The role of an intracrustal asthenosphere on the behavior of major strike‐slip faults

Abstract

Measurements of strain accumulation adjacent to the San Andreas fault indicate that the zone of strain accumulation extends only a few tens of kilometers away from the fault. Such a narrow zone of cyclic strain accumulation and release is consistent with the measured coseismic strain and inferred stress drop during the 1906 earthquake. The restricted zone of cyclic accumulation and release of elastic energy adjacent to major strike‐slip faults has been attributed to the damping effect of a viscoelastic asthenosphere. However, to explain the narrowness of the zone on the San Andreas fault, it is necessary to conclude that the thickness of the lithosphere is 10–20 km. This does not appear to be consistent with the relatively low surface heat flow measurements. In this paper an alternative four layer model is proposed to explain the behavior of the San Andreas fault. An upper elastic plate extends to a depth of about 15 km, the depth of the deepest seismicity on and adjacent to the fault. Beneath this upper elastic plate is a soft, intracrustal asthenosphere that exhibits a viscoelastic behavior.

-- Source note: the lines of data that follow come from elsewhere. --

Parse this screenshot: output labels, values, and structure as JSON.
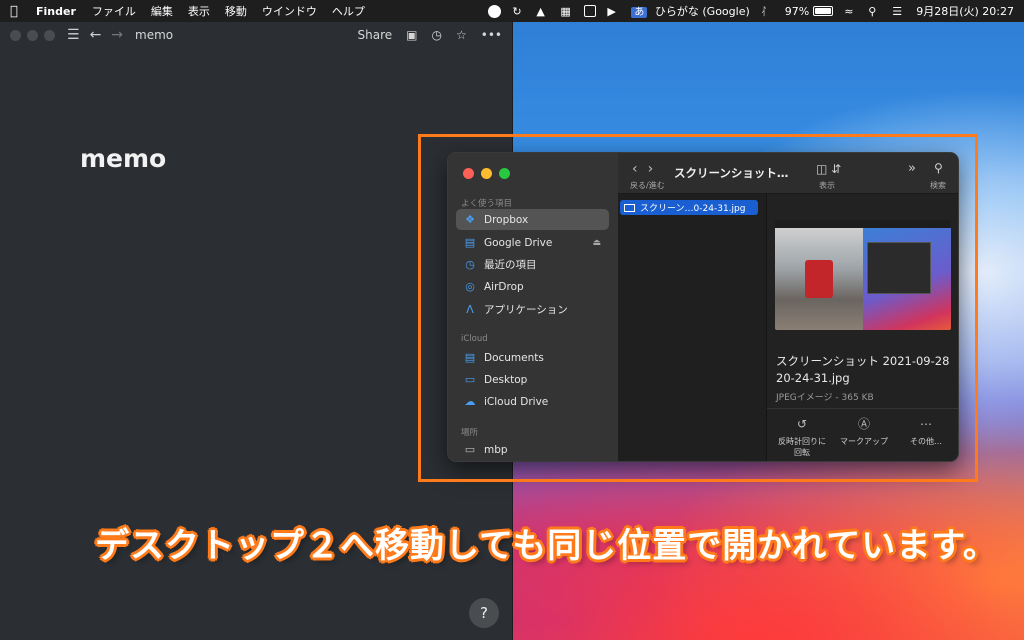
{
  "menubar": {
    "app_name": "Finder",
    "menus": [
      "ファイル",
      "編集",
      "表示",
      "移動",
      "ウインドウ",
      "ヘルプ"
    ],
    "ime_badge": "あ",
    "ime_label": "ひらがな (Google)",
    "battery_percent": "97%",
    "battery_level": 0.97,
    "datetime": "9月28日(火)  20:27"
  },
  "memo": {
    "breadcrumb": "memo",
    "share_label": "Share",
    "title": "memo",
    "help_label": "?"
  },
  "finder": {
    "sidebar": {
      "favorites_header": "よく使う項目",
      "favorites": [
        {
          "label": "Dropbox",
          "icon": "dropbox-icon"
        },
        {
          "label": "Google Drive",
          "icon": "google-drive-icon"
        },
        {
          "label": "最近の項目",
          "icon": "clock-icon"
        },
        {
          "label": "AirDrop",
          "icon": "airdrop-icon"
        },
        {
          "label": "アプリケーション",
          "icon": "applications-icon"
        }
      ],
      "icloud_header": "iCloud",
      "icloud": [
        {
          "label": "Documents",
          "icon": "document-icon"
        },
        {
          "label": "Desktop",
          "icon": "desktop-icon"
        },
        {
          "label": "iCloud Drive",
          "icon": "cloud-icon"
        }
      ],
      "locations_header": "場所",
      "locations": [
        {
          "label": "mbp",
          "icon": "laptop-icon"
        }
      ]
    },
    "toolbar": {
      "path_title": "スクリーンショット…",
      "nav_label": "戻る/進む",
      "view_label": "表示",
      "search_label": "検索"
    },
    "file_name": "スクリーン…0-24-31.jpg",
    "preview": {
      "name_line1": "スクリーンショット 2021-09-28",
      "name_line2": "20-24-31.jpg",
      "meta": "JPEGイメージ - 365 KB",
      "actions": [
        {
          "label_line1": "反時計回りに",
          "label_line2": "回転"
        },
        {
          "label_line1": "マークアップ",
          "label_line2": ""
        },
        {
          "label_line1": "その他…",
          "label_line2": ""
        }
      ]
    }
  },
  "caption": "デスクトップ２へ移動しても同じ位置で開かれています。"
}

The viscous behavior of these crustal rocks at relatively low temperatures is attributed to either the presence of quartz, which is known to have a very soft rheology, or the presence of water that can lead to pressure solution creep or to both effects. Beneath this soft layer is a second elastic layer made up of the tough lower crustal and upper mantle rocks. And beneath this second elastic layer is the asthenosphere. There is extensive geological and geophysical evidence for the existence of an intracrustal asthenosphere both in California and elsewhere. We show that the damping due to the intracrustal asthenosphere can explain the observed narrow zone of cyclic strain accumulation and release on the San Andreas fault.